The EEOC complaint calls for several forms of redress, including a permanent injunction prohibiting ISS Facility Services from discriminating against employees “on the basis of disability” or against employees “who engage in a protected activity.” The complaint also asks the company to implement “policies, practices and programs that provide equal employment opportunity to all employees who perform a protected occupation” and to provide Moncrief with back wages, compensation for pecuniary and non-pecuniary losses and punitive damages.
Key points to remember
This case signals to employers that the EEOC is closely monitoring how employers treat remote work requests as reasonable accommodation under the ADA. The EEOC took the position that temporary remote work could be relevant for the consideration of homework applications if the period of temporary remote work demonstrated that the individual could satisfactorily perform all of the essential functions of the worker. job.
Under the ADA, if an employer receives information that an employee may be disabled, they have a duty to engage in the interactive process to determine if an accommodation is necessary.
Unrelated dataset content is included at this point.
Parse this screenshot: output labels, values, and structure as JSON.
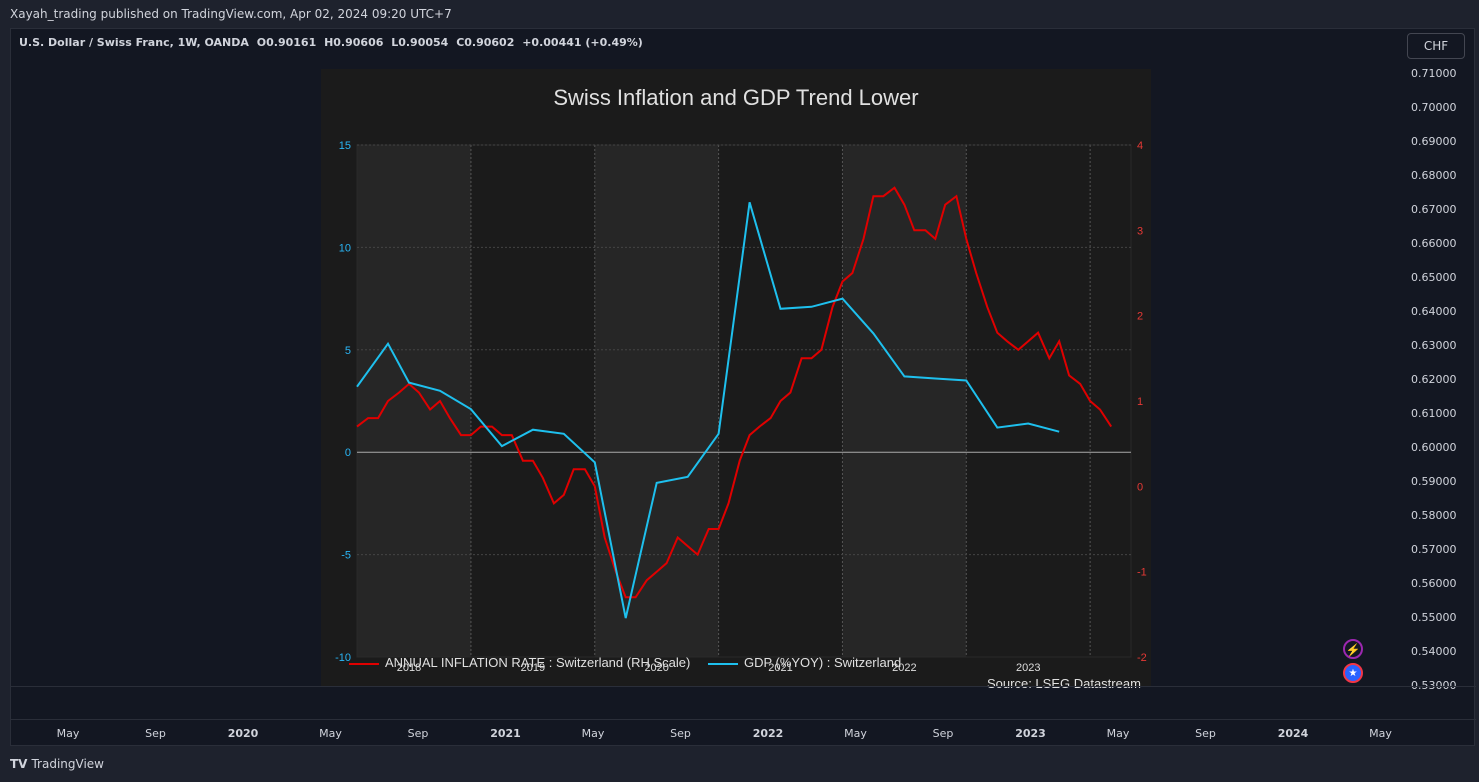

Employers may have a harder time establishing that telecommuting is not a reasonable accommodation if employees have worked from home during the COVID-19 pandemic. Employers may want to explain why essential functions were not being performed successfully from home, or how the role is different on-site than during the time the employee was working from home.
The case further emphasizes the importance of full documentation. While employers have the prerogative to fire an employee at any time, employers who have documented performance issues may be more able to demonstrate that negative actions were not causally related to a protected activity.